Their cemetery burial records are not online. They are at the cemetery office. For over the phone support, the staff only has an alphabetized list with names and date of death. They cannot sort or otherwise analyze the data. If you visit the office, unless you are a family member you are not allowed to look at the record due to privacy guidelines. The only information provided to the general public is the location of the grave. To obtain this information you must have the deceased's name and year of burial. The burial record may (but will not always) contain the person's name, year of burial, age at burial, owner of the grave, section, lot, and grave number. They can sometimes tell you if there is a marker (gravestone, plaque, etc.). However, their records will in some cases indicate there isn't one when there is. So always check the actual grave since the records can be incomplete or in error. Please note this is not the staff's fault. It's simply a part of historic record keeping. Maps of the cemetery, section and lot are provided at the cemetery office if you visit.
Reference Reading:
“Riding the horse or “riding Morgan’s mule” were devices used during the American Civil War by Union guards against their Confederate prisoners:
There were some of our poor boys, for little infraction of the prison rules, riding what they called Morgan's mule every day. That was one mule that did the worst standing stock still. He was built after the pattern of those used by carpenters. He was about fifteen feet high; the legs were nailed to the scantling so one of the sharp edges was turned up, which made it very painful and uncomfortable to the poor fellow especially when he had to be ridden bareback, sometimes with heavy weights fastened to his feet and sometimes with a large beef bone in each hand. This performance was carried on under the eyes of a guard with a loaded gun and was kept up for several days; each ride lasting two hours each day unless the fellow fainted and fell off from pain and exhaustion. Very few were able to walk after this hellish Yankee torture but had to be supported to their barracks.
— Milton Asbury Ryan, Co. G, 8th MS Regiment
And so I know of, but a lot about Andersonville but not CampDouglas or the other northern prison camps. Of course that they existed is no surprise. That I lived close enough to Chicago to go there a few times a week and I still never heard of this prison...

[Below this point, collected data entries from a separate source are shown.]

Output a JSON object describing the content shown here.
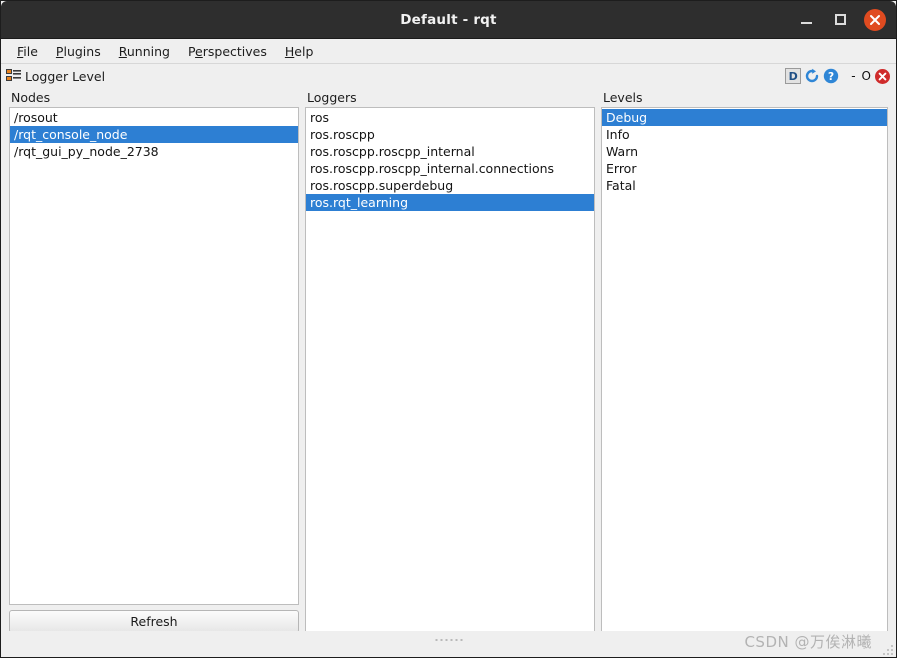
{
  "window": {
    "title": "Default - rqt",
    "controls": {
      "minimize": "minimize",
      "maximize": "maximize",
      "close": "close"
    }
  },
  "menubar": {
    "items": [
      {
        "pre": "",
        "mn": "F",
        "post": "ile"
      },
      {
        "pre": "",
        "mn": "P",
        "post": "lugins"
      },
      {
        "pre": "",
        "mn": "R",
        "post": "unning"
      },
      {
        "pre": "P",
        "mn": "e",
        "post": "rspectives"
      },
      {
        "pre": "",
        "mn": "H",
        "post": "elp"
      }
    ]
  },
  "dock": {
    "title": "Logger Level",
    "icon": "logger-level-icon",
    "toolbar": {
      "dock_label": "D",
      "reload_icon": "reload-icon",
      "help_icon": "help-icon",
      "float_label": "-",
      "undock_label": "O",
      "close_label": "x"
    }
  },
  "panels": {
    "nodes": {
      "header": "Nodes",
      "items": [
        {
          "label": "/rosout",
          "selected": false
        },
        {
          "label": "/rqt_console_node",
          "selected": true
        },
        {
          "label": "/rqt_gui_py_node_2738",
          "selected": false
        }
      ],
      "refresh_label": "Refresh"
    },
    "loggers": {
      "header": "Loggers",
      "items": [
        {
          "label": "ros",
          "selected": false
        },
        {
          "label": "ros.roscpp",
          "selected": false
        },
        {
          "label": "ros.roscpp.roscpp_internal",
          "selected": false
        },
        {
          "label": "ros.roscpp.roscpp_internal.connections",
          "selected": false
        },
        {
          "label": "ros.roscpp.superdebug",
          "selected": false
        },
        {
          "label": "ros.rqt_learning",
          "selected": true
        }
      ]
    },
    "levels": {
      "header": "Levels",
      "items": [
        {
          "label": "Debug",
          "selected": true
        },
        {
          "label": "Info",
          "selected": false
        },
        {
          "label": "Warn",
          "selected": false
        },
        {
          "label": "Error",
          "selected": false
        },
        {
          "label": "Fatal",
          "selected": false
        }
      ]
    }
  },
  "footer": {
    "watermark": "CSDN @万俟淋曦"
  },
  "colors": {
    "selection": "#2d7fd3",
    "titlebar": "#2e2e2e",
    "close_button": "#e04b20",
    "dock_close": "#cf2b2b",
    "window_bg": "#efefef"
  }
}
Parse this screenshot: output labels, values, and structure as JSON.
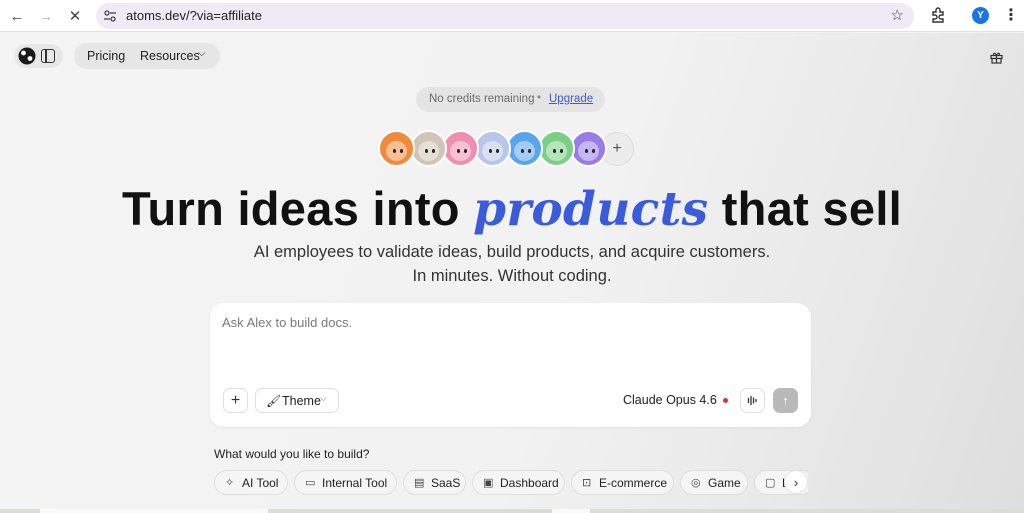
{
  "browser": {
    "url": "atoms.dev/?via=affiliate",
    "profile_initial": "Y",
    "back_icon": "←",
    "forward_icon": "→",
    "stop_icon": "✕",
    "star_icon": "☆",
    "menu_icon": "⋮"
  },
  "nav": {
    "pricing": "Pricing",
    "resources": "Resources",
    "chevron": "⌵"
  },
  "credits": {
    "message": "No credits remaining",
    "separator": "•",
    "upgrade": "Upgrade"
  },
  "avatars": {
    "colors": [
      "#f08a3c",
      "#cfc6b6",
      "#ef8fb0",
      "#b9c6e8",
      "#5aa4ec",
      "#7ccf84",
      "#9a7ce6"
    ],
    "plus": "+"
  },
  "hero": {
    "part1": "Turn ideas into ",
    "accent": "products",
    "part2": " that sell"
  },
  "subtitle": {
    "line1": "AI employees to validate ideas, build products, and acquire customers.",
    "line2": "In minutes. Without coding."
  },
  "composer": {
    "placeholder": "Ask Alex to build docs.",
    "add_label": "+",
    "theme_label": "Theme",
    "theme_icon": "🖌",
    "model": "Claude Opus 4.6",
    "send_icon": "↑"
  },
  "build": {
    "question": "What would you like to build?",
    "chips": [
      {
        "label": "AI Tool",
        "icon": "✧"
      },
      {
        "label": "Internal Tool",
        "icon": "▭"
      },
      {
        "label": "SaaS",
        "icon": "▤"
      },
      {
        "label": "Dashboard",
        "icon": "▣"
      },
      {
        "label": "E-commerce",
        "icon": "⊡"
      },
      {
        "label": "Game",
        "icon": "◎"
      },
      {
        "label": "L",
        "icon": "▢"
      }
    ],
    "next": "›"
  },
  "colors": {
    "accent": "#3b5bdb",
    "status_dot": "#e03131"
  }
}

Apparently I discovered it is an historic site,like Andersonville. According to a quick Google search over 100,000 people visit Andersonville each year,Camp Douglas struggles and seldom achieves a thousand visitors.
Yes, Andersonville was the largest and most well-known Confederate prisoner camp. Camp Douglas was known for being the most cruel of the Uniin POW camps. In any book distributed by the War Department, they've will debunk any reference to cruelty. You will find on many websites they claim it's a myth. Again, the victors wrote the history, but they can't hide it forever!